Les femmes, enfin, déclare fièrement l'éditorial du journal Le Monde*.  Le motif de ce bombement de torse, c'est l'adoption en première lecture à l'Assemblée nationale de France d'un projet de loi destiné à favoriser l'accès des femmes à la vie politique.  L'objectif est ambitieux, car, résume Le Monde, la réforme oblige les partis à inscrire 50 % de candidates aux élections qui ont lieu aux scrutins de liste.  D'autant plus ambitieux que les nouvelles exigences entrent en vigueur dès 2001.  Si ambitieux, à dire vrai, que l'on peut dès maintenant prévoir des ratés, peut-être même des ratés quelque peu planifiés.

Les lois, y compris les plus vertueuses, sont capables d'effets pervers.  Elles sont même, chez les stratèges cyniques, l'une des plus rentables formes de tromperie.  L'adoption d'une loi, en effet, saisit l'opinion publique, l'oblige à prendre acte du virage, la force presque à croire à l'avènement d'un temps nouveau.  Adopter une loi, c'est affirmer qu'un problème a reçu sa solution et qu'on peut passer à autre chose.

Dans les faits, une loi marque souvent non pas la fin d'une injustice, mais une autre phase de la lutte.  Voter une loi qui proclame l'équité salariale, le Canada est particulièrement bien (ou mal) placé pour le savoir, ce n'est pas verser bientôt aux femmes ce qui leur a été injustement refusé depuis des décennies.  De même, adopter la Déclaration universelle des droits, comme des dizaines de pays l'ont fait, ne signifie pas que l'analphabétisme et l'exploitation des enfants ont disparu.  On signe le texte, on consent même à le ratifier, puis on ajoute, au détour d'un paragraphe, que rien dans ce texte ne doit limiter la souveraineté nationale.  Le tour est joué !

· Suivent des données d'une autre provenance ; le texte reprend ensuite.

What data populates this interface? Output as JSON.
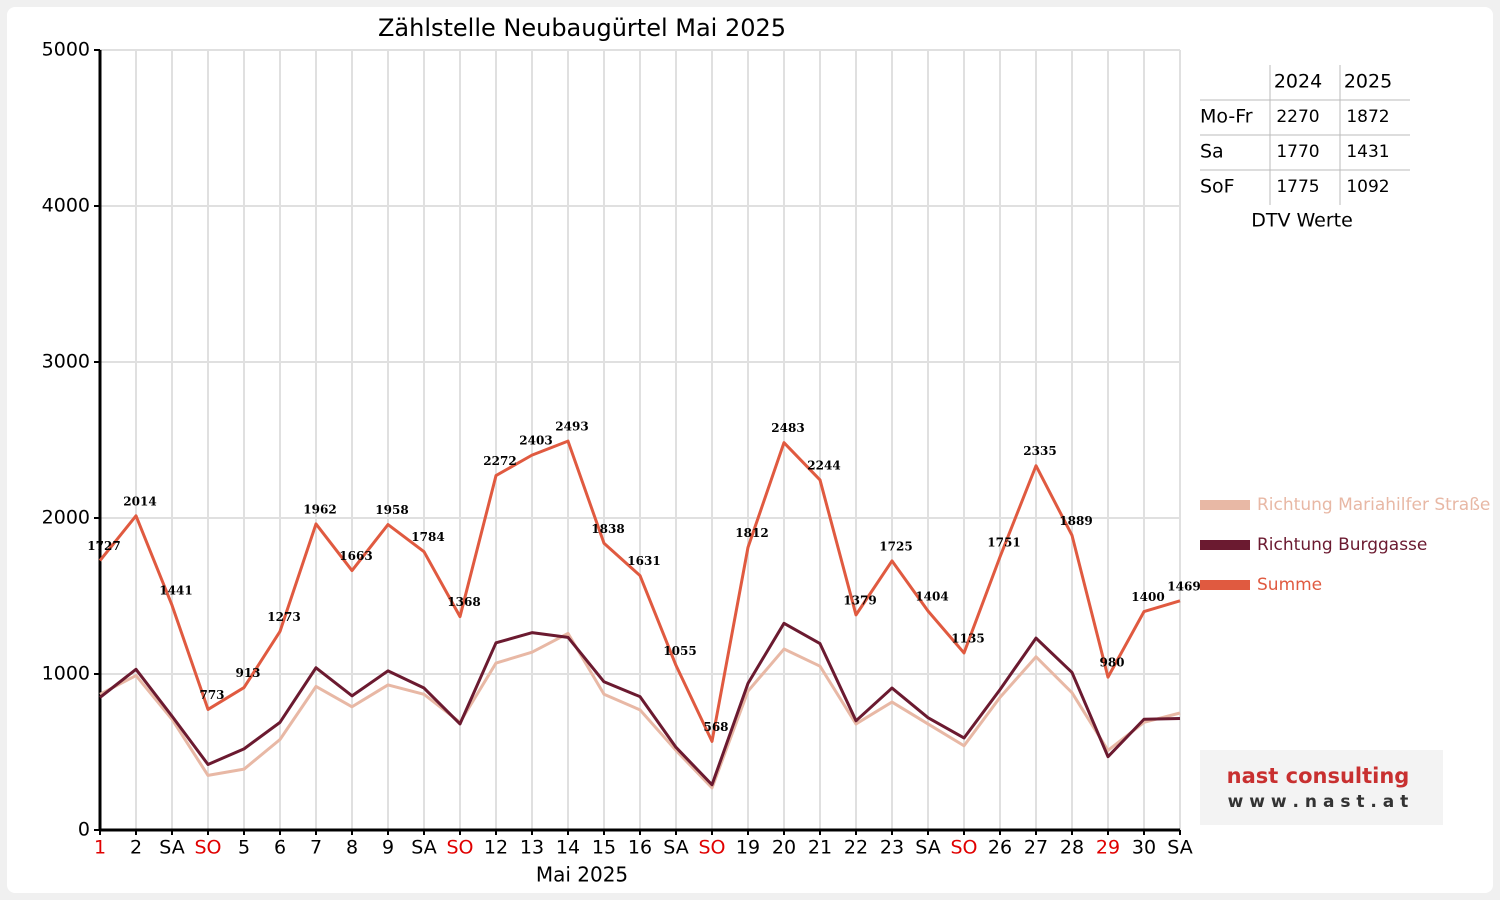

L'astuce est payante.  L'adoption d'une loi, précisément parce qu'elle rassure l'opinion et fait croire à l'éradication de l'injustice, a comme résultat pervers d'enlever leur mordant aux critiques.  On réussissait à ameuter l'opinion avant l'adoption de la loi, car l'injustice scandalisait; on ne réussit plus à émouvoir après l'adoption de la loi, car l'urgence ne se justifie plus.  Pour ces motifs, il est toujours prudent, surtout quand une loi place la barre très haut, de vérifier si la loi amorce vraiment une réforme ou si, au contraire, elle noie sous les fleurs un scandale inentamé.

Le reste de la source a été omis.